Germany to turn thermostat down as gas shortage looms

Germany will limit heating in public buildings over the winter to save on gas as Russia throttles supplies to Europe, Economy Minister Robert Habeck said on Friday.

Germany to turn thermostat down as gas shortage looms

“Public properties – with the exception of hospitals and other parts of the social system, of course – will only be heated to 19C,” Habeck told the daily Süddeutsche Zeitung in an interview.

Public buildings and monuments will also not be lit at night, a measure already taken individually by some cities, as Germany searches for ways to save energy.

READ ALSO: Cold showers to turning off lights: How German cities are saving energy

The recent reduction of gas supplies from Russia, amid tensions over the invasion of Ukraine, has forced the government to act.

Europe’s largest economy, which relies heavily on gas to heat homes and power industry, is trying to wean itself off Russian imports, while avoiding shortages over the winter.

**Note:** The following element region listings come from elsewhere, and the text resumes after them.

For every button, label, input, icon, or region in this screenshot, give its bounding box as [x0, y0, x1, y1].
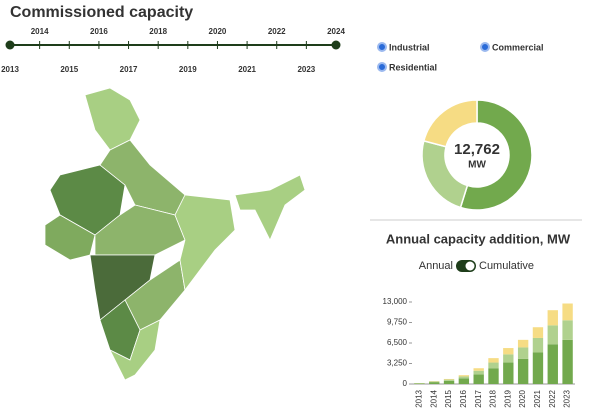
- x-tick-label: 2017: [474, 389, 483, 407]
- bar-segment: [458, 375, 470, 377]
- bar-segment: [443, 378, 455, 380]
- bar-segment: [517, 347, 529, 359]
- y-tick-label: 0: [403, 379, 408, 388]
- bar-chart-title: Annual capacity addition, MW: [386, 231, 571, 246]
- bar-segment: [458, 376, 470, 379]
- legend-label[interactable]: Industrial: [389, 42, 430, 52]
- bar-segment: [547, 344, 558, 384]
- bar-segment: [414, 383, 425, 384]
- bar-segment: [562, 320, 573, 340]
- y-tick-label: 6,500: [387, 338, 408, 347]
- x-tick-label: 2013: [415, 389, 424, 407]
- bar-segment: [473, 374, 484, 384]
- timeline-label: 2020: [209, 27, 227, 36]
- legend-label[interactable]: Commercial: [492, 42, 544, 52]
- y-tick-label: 13,000: [383, 297, 408, 306]
- india-map: [44, 87, 306, 381]
- legend-label[interactable]: Residential: [389, 62, 437, 72]
- y-tick-label: 3,250: [387, 359, 408, 368]
- x-tick-label: 2014: [429, 389, 438, 407]
- view-toggle[interactable]: Annual Cumulative: [419, 260, 534, 272]
- x-tick-label: 2018: [489, 389, 498, 407]
- timeline-label: 2021: [238, 65, 256, 74]
- bar-segment: [473, 370, 484, 375]
- bar-segment: [562, 303, 573, 321]
- timeline-label: 2015: [60, 65, 78, 74]
- page-title: Commissioned capacity: [10, 4, 193, 21]
- bar-segment: [547, 325, 558, 345]
- bar-segment: [547, 310, 558, 326]
- toggle-option[interactable]: Annual: [419, 260, 453, 272]
- timeline-label: 2023: [297, 65, 315, 74]
- timeline-label: 2022: [268, 27, 286, 36]
- bar-segment: [562, 339, 573, 384]
- bar-segment: [473, 368, 484, 371]
- bar-segment: [429, 381, 440, 383]
- bar-segment: [517, 339, 529, 348]
- legend-radio[interactable]: [480, 42, 490, 52]
- bar-segment: [503, 354, 514, 363]
- bar-segment: [443, 380, 455, 384]
- timeline-label: 2017: [120, 65, 138, 74]
- donut-total: 12,762: [454, 141, 500, 158]
- x-tick-label: 2019: [503, 389, 512, 407]
- timeline-label: 2014: [31, 27, 49, 36]
- bar-segment: [532, 352, 544, 384]
- donut-unit: MW: [468, 160, 486, 171]
- legend-radio[interactable]: [377, 42, 387, 52]
- x-tick-label: 2023: [563, 389, 572, 407]
- bar-segment: [503, 362, 514, 384]
- bar-segment: [488, 362, 499, 369]
- bar-segment: [517, 358, 529, 384]
- toggle-option[interactable]: Cumulative: [479, 260, 534, 272]
- x-tick-label: 2020: [518, 389, 527, 407]
- timeline-label: 2013: [1, 65, 19, 74]
- x-tick-label: 2022: [548, 389, 557, 407]
- bar-segment: [443, 379, 455, 381]
- timeline-label: 2018: [149, 27, 167, 36]
- legend-radio[interactable]: [377, 62, 387, 72]
- bar-segment: [532, 337, 544, 353]
- toggle-knob[interactable]: [465, 261, 475, 271]
- bar-segment: [458, 378, 470, 384]
- x-tick-label: 2015: [444, 389, 453, 407]
- x-tick-label: 2016: [459, 389, 468, 407]
- y-tick-label: 9,750: [387, 318, 408, 327]
- donut-slice: [422, 99, 478, 148]
- bar-segment: [488, 368, 499, 384]
- bar-segment: [503, 348, 514, 355]
- x-tick-label: 2021: [533, 389, 542, 407]
- bar-segment: [488, 358, 499, 363]
- timeline-handle[interactable]: [331, 40, 341, 50]
- timeline-handle[interactable]: [5, 40, 15, 50]
- timeline-label: 2024: [327, 27, 345, 36]
- timeline-label: 2016: [90, 27, 108, 36]
- donut-slice: [459, 99, 533, 211]
- timeline-label: 2019: [179, 65, 197, 74]
- bar-segment: [532, 327, 544, 338]
- bar-segment: [429, 382, 440, 384]
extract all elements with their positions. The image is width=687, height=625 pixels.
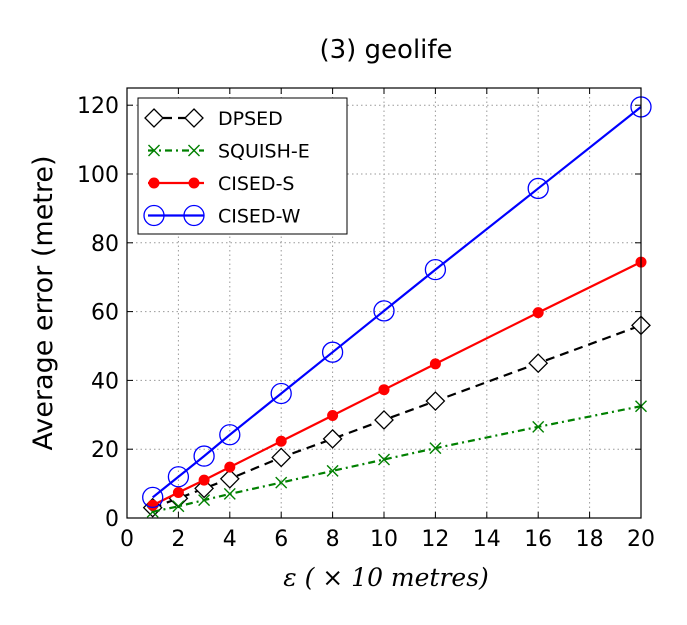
legend-entry-dpsed: DPSED (144, 108, 283, 130)
data-point-squish-e (429, 442, 442, 455)
series-line-cised-s (152, 261, 642, 507)
legend-marker (184, 108, 204, 128)
series-cised-s (147, 256, 647, 511)
legend-marker (188, 144, 200, 157)
data-point-squish-e (532, 420, 545, 433)
legend-marker (144, 108, 164, 128)
data-point-dpsed (425, 391, 446, 411)
data-point-cised-s (275, 435, 287, 447)
data-point-dpsed (219, 468, 240, 489)
y-tick-label: 20 (91, 438, 119, 463)
data-point-squish-e (275, 476, 288, 489)
legend-marker (143, 204, 165, 227)
x-tick-label: 8 (326, 527, 340, 552)
legend-marker (148, 177, 160, 189)
x-tick-label: 10 (370, 527, 398, 552)
data-point-cised-s (172, 487, 184, 499)
data-point-squish-e (198, 494, 211, 507)
data-point-cised-w (270, 382, 292, 405)
data-point-squish-e (172, 500, 185, 513)
x-tick-label: 14 (473, 527, 501, 552)
y-tick-label: 120 (77, 94, 119, 119)
legend-entry-cised-w: CISED-W (143, 204, 301, 228)
data-point-squish-e (378, 453, 390, 466)
marker-stroke (148, 144, 160, 157)
y-tick-label: 80 (91, 232, 119, 257)
data-point-squish-e (223, 487, 236, 500)
data-point-cised-w (527, 177, 549, 200)
x-axis-label: ε ( × 10 metres) (283, 563, 489, 592)
legend-label: SQUISH-E (218, 141, 310, 163)
x-tick-label: 2 (171, 527, 185, 552)
y-tick-label: 100 (77, 163, 119, 188)
legend: DPSED SQUISH-E CISED-S CISED-W (137, 97, 348, 235)
data-point-dpsed (528, 353, 549, 374)
data-point-dpsed (271, 447, 292, 468)
data-point-cised-s (532, 307, 544, 319)
data-point-cised-s (224, 461, 236, 473)
data-point-squish-e (326, 464, 339, 477)
y-tick-label: 0 (105, 507, 119, 532)
marker-stroke (429, 442, 442, 455)
marker-stroke (326, 464, 339, 477)
data-point-cised-s (198, 474, 210, 486)
legend-entry-cised-s: CISED-S (148, 173, 294, 195)
y-tick-label: 40 (91, 369, 119, 394)
data-point-cised-s (429, 358, 441, 370)
legend-box (137, 97, 348, 235)
marker-stroke (172, 500, 185, 513)
x-tick-label: 4 (223, 527, 237, 552)
legend-label: CISED-S (218, 173, 294, 195)
x-tick-label: 18 (576, 527, 604, 552)
legend-label: CISED-W (218, 206, 301, 228)
series-squish-e (146, 400, 647, 518)
y-tick-label: 60 (91, 301, 119, 326)
marker-stroke (188, 144, 200, 157)
data-point-cised-w (373, 300, 395, 322)
legend-marker (148, 144, 160, 157)
series-dpsed (142, 315, 651, 518)
series-cised-w (142, 96, 652, 509)
data-point-cised-s (378, 384, 390, 396)
chart-title: (3) geolife (319, 35, 452, 65)
data-point-cised-s (147, 499, 159, 511)
series-line-cised-w (152, 106, 642, 499)
y-axis-label: Average error (metre) (28, 155, 59, 450)
data-point-cised-s (327, 409, 339, 421)
series-line-squish-e (152, 405, 642, 513)
legend-marker (183, 204, 205, 227)
data-point-dpsed (322, 428, 343, 449)
marker-stroke (198, 494, 211, 507)
marker-stroke (223, 487, 236, 500)
x-tick-label: 20 (627, 527, 655, 552)
x-tick-label: 6 (274, 527, 288, 552)
legend-label: DPSED (218, 108, 283, 130)
data-point-dpsed (194, 478, 215, 499)
series-line-dpsed (152, 324, 642, 509)
marker-stroke (378, 453, 390, 466)
data-point-cised-w (424, 258, 447, 281)
x-tick-label: 12 (421, 527, 449, 552)
legend-marker (188, 177, 200, 189)
data-point-cised-w (142, 486, 164, 509)
x-tick-label: 16 (524, 527, 552, 552)
marker-stroke (532, 420, 545, 433)
data-point-cised-w (321, 341, 344, 363)
data-point-cised-w (167, 466, 190, 488)
legend-entry-squish-e: SQUISH-E (148, 141, 310, 163)
x-tick-label: 0 (120, 527, 134, 552)
ticks: 0 2 4 6 8 10 12 14 16 18 20 0 20 40 60 80 100 120 (77, 88, 655, 552)
data-point-cised-w (219, 424, 241, 446)
marker-stroke (275, 476, 288, 489)
data-point-dpsed (374, 410, 394, 430)
data-point-cised-w (193, 445, 215, 467)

The government has mandated gas storage facilities to be filled almost fully by December and restarted mothballed coal-power plants to take the strain off gas-fired units.

A public information drive has been launched and the government has also subsidised public transport over the summer.

Among the other measures decided in July was a move to ban the heating of private pools with gas.

Habeck, who has said he personally is taking shorter showers to save hot water, said that “more energy savings are needed in the world of work, too.”